What hospitals are doing to make patients feel comfortable coming back

By | May 22, 2020

Health systems, facing steep shortfalls after their most lucrative business lines ground to a halt in March when the COVID-19 pandemic intensified in the U.S., are turning to the task of convincing patients it’s safe to come back.

Surveys show people are not in a hurry to return.

The Alliance of Community Health Plans and the pharmacist lobby AMCP ​in a survey found 74% of respondents believe a resurgence of COVID-19 in the autumn or winter months is likely or very likely, skewing perceptions about future care. Nearly 40% already say they would like to put off obtaining care for at least six months.

Amidst these challenges, mega health systems with hospitals in dozens of states are trying to coordinate their reopening efforts based on varying state guidance. At the same time, federal guidance is voluntary and lacks many specifics.

Intermountain Healthcare dominates parts of the west with 22 hospitals in Utah and one in Idaho. Varying guidance between those two states allowed it to restart elective procedures early in Idaho, while Utah is re-opening on a more gradual basis.

“What we’ve found this week is the more we explain exactly what they should expect, the more comfortable they are with the process,” Intermountain’s Cassia Regional Hospital Administrator Ben Smalley said.

Cassia scheduled about triple the volume of surgeries of a typical week. New policies include temperature taking upon arrival and mask-wearing requirements. The 25-bed hospital in Burley, Idaho, resumed elective procedures on May 11.

Beyond elective procedures, the hospital wants patients to come back for other services such as mammograms and blood work.

A universal reopening of all facilities was crucial to the process, Smalley said. While considering how to resume hospital operations, an orthopaedic surgeon conveyed he couldn’t reschedule preoperative and perioperative appointments if the clinic was still closed, prompting the move.

“They said if you’re going to do this and go to this green status, that means you’ve gotta open everything up in order to make this work appropriately,” Smalley said.

Other large health systems are less regionally based than Intermountain, operating clinics across a number of markets with different guidance on resuming elective procedures.

Dallas-based Tenet Health, among the biggest for-profit health systems by revenue, is resuming elective care in states as restrictions are lifted, though orders vary greatly across the nine states it operates in. Tenet’s Baptist Health System has resumed elective procedures at its five acute-care hospitals across San Antonio.

Phillip Young, CEO of Northeast Baptist Hospital, said his location is already back to nearly two-thirds its pre-pandemic volumes for elective procedures after reopening about three weeks ago.

New protocols include providing face masks and spaced-out waiting areas with clear signage to enforce social distancing. Temperature checks are not required upon entry like they are at Intermountain’s Cassia Regional, though both systems said they’re requiring patients to get tested for COVID-19 prior to their procedures.

In late April, CMS issued guidance hospitals should follow when re-opening facilities for non-emergent care in regions with low incidence of COVID-19, including new social distancing and sanitation protocols in hospital settings.

The American Hospital Association, along with other industry groups, issued its own roadmap on April 17 for hospitals to safely resume elective procedures. That guidance focuses on ensuring hospital capacity, asking facilities to ensure they have appropriate number of ICU and non-ICU beds, personal protective equipment, ventilators, medications, anesthetics and all medical surgical supplies.

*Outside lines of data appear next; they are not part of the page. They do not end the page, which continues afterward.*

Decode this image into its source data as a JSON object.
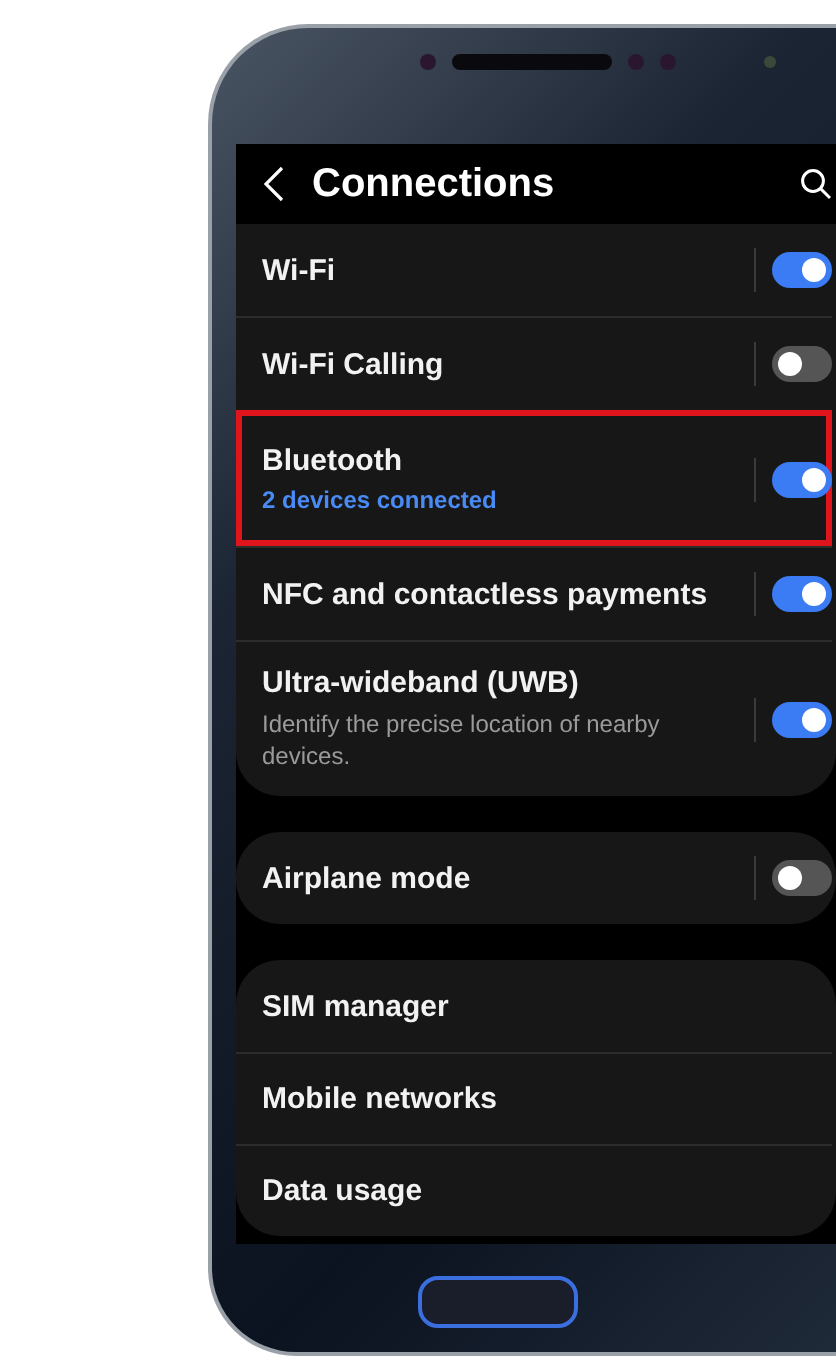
{
  "header": {
    "title": "Connections"
  },
  "groups": [
    {
      "clipped_top": true,
      "items": [
        {
          "kind": "toggle",
          "label": "Wi-Fi",
          "on": true,
          "highlighted": false
        },
        {
          "kind": "toggle",
          "label": "Wi-Fi Calling",
          "on": false,
          "highlighted": false
        },
        {
          "kind": "toggle",
          "label": "Bluetooth",
          "subtitle": {
            "kind": "status",
            "text": "2 devices connected"
          },
          "on": true,
          "highlighted": true
        },
        {
          "kind": "toggle",
          "label": "NFC and contactless payments",
          "on": true,
          "highlighted": false
        },
        {
          "kind": "toggle",
          "label": "Ultra-wideband (UWB)",
          "subtitle": {
            "kind": "description",
            "text": "Identify the precise location of nearby devices."
          },
          "on": true,
          "highlighted": false
        }
      ]
    },
    {
      "clipped_top": false,
      "items": [
        {
          "kind": "toggle",
          "label": "Airplane mode",
          "on": false,
          "highlighted": false
        }
      ]
    },
    {
      "clipped_top": false,
      "items": [
        {
          "kind": "link",
          "label": "SIM manager",
          "highlighted": false
        },
        {
          "kind": "link",
          "label": "Mobile networks",
          "highlighted": false
        },
        {
          "kind": "link",
          "label": "Data usage",
          "highlighted": false
        }
      ]
    }
  ]
}
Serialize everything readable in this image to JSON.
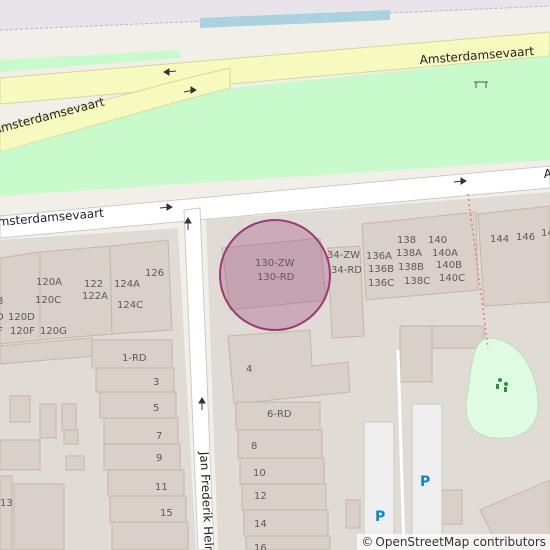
{
  "roads": {
    "top_name": "Amsterdamsevaart",
    "left_name": "Amsterdamsevaart",
    "lower_name": "msterdamsevaart",
    "lower_right_letter": "A",
    "vertical_name": "Jan Frederik Heln"
  },
  "marker": {
    "label_top": "130-ZW",
    "label_bottom": "130-RD",
    "fill": "#b38aa6",
    "stroke": "#9b3b76"
  },
  "house_numbers": {
    "n120A": "120A",
    "n122": "122",
    "n124A": "124A",
    "n126": "126",
    "n122A": "122A",
    "n120C": "120C",
    "n124C": "124C",
    "n120D": "120D",
    "n120F": "120F",
    "n120G": "120G",
    "n3": "3",
    "nD": "D",
    "nF": "F",
    "n1RD": "1-RD",
    "n3b": "3",
    "n5": "5",
    "n7": "7",
    "n9": "9",
    "n11": "11",
    "n13": "13",
    "n15": "15",
    "n34ZW": "34-ZW",
    "n34RD": "34-RD",
    "n136A": "136A",
    "n136B": "136B",
    "n136C": "136C",
    "n138": "138",
    "n138A": "138A",
    "n138B": "138B",
    "n138C": "138C",
    "n140": "140",
    "n140A": "140A",
    "n140B": "140B",
    "n140C": "140C",
    "n144": "144",
    "n146": "146",
    "n14x": "14",
    "n4": "4",
    "n6RD": "6-RD",
    "n8": "8",
    "n10": "10",
    "n12": "12",
    "n14": "14",
    "n16": "16"
  },
  "parking": {
    "p1": "P",
    "p2": "P"
  },
  "attribution": {
    "symbol": "©",
    "text": "OpenStreetMap contributors"
  },
  "colors": {
    "park": "#c8facc",
    "water": "#aad3df",
    "building": "#d9d0c9",
    "building_edge": "#c4b6ab",
    "road_yellow": "#f7fabf",
    "background": "#f2efe9",
    "marker": "#9b3b76"
  }
}
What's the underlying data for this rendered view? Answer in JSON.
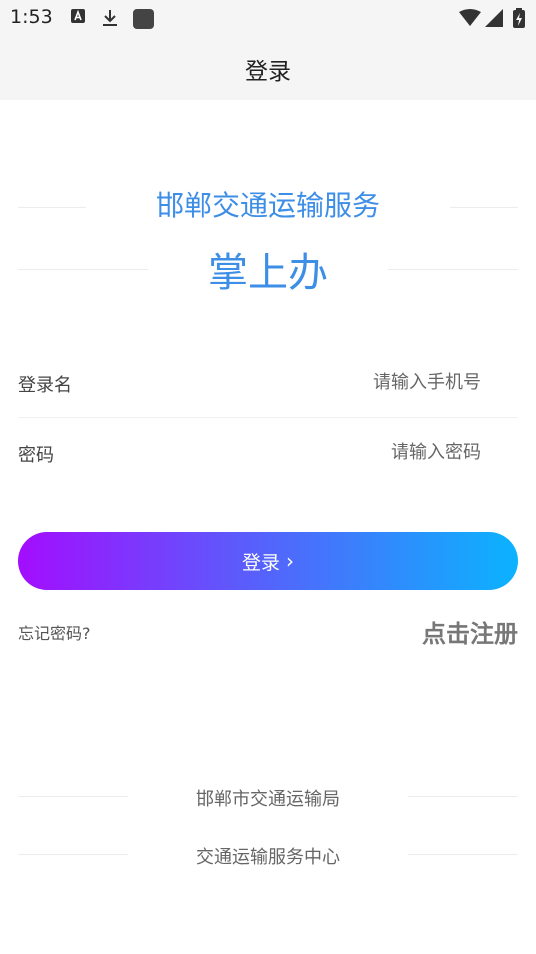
{
  "status_bar": {
    "time": "1:53"
  },
  "app_bar": {
    "title": "登录"
  },
  "brand": {
    "line1": "邯郸交通运输服务",
    "line2": "掌上办"
  },
  "form": {
    "username_label": "登录名",
    "username_placeholder": "请输入手机号",
    "password_label": "密码",
    "password_placeholder": "请输入密码"
  },
  "actions": {
    "login_label": "登录",
    "forgot_label": "忘记密码?",
    "register_label": "点击注册"
  },
  "footer": {
    "org1": "邯郸市交通运输局",
    "org2": "交通运输服务中心"
  },
  "colors": {
    "brand_blue": "#3d8ee6",
    "gradient_start": "#a30dfe",
    "gradient_end": "#0bb3fe"
  }
}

It also offers help for physicians dealing with backlogs and deciding which cases to prioritize while rescheduling. On Tuesday, AHA built on that with more guidance on how medical device company representatives can safely resume visits to healthcare facilities.

Both AHA and CMS’ recommendations, along with new protocols at Intermountain’s Cassia Regional and Tenet’s Northeast Baptist Hospital, stress the need to constantly continue COVID-19 testing, especially among staff.

Tenet and other big hospital systems are working amid shifting COVID-19 case numbers as surges wane and governors announce re-openings.

Some have extended stay-at-home orders and others ended them early, but all are concerned with how their states can restart elective procedures and other services that concern long-term public health and the financial viability of local systems.

During a first quarter earnings call earlier this month, Tenet CEO Ron Rittenmeyer said the system “views May as the beginning of the recovery and are pleased with many facilities opening at 50% of pre-COVID surgeries last week and a more promising schedule this week.”

But in some markets, such as Detroit, he said, “this restart may be slower as COVID cases are ultimately closed out over this next several weeks, and we will have to determine the flow of new and remaining cases by market to get a realistic cadence before we can draw reasonable conclusions.”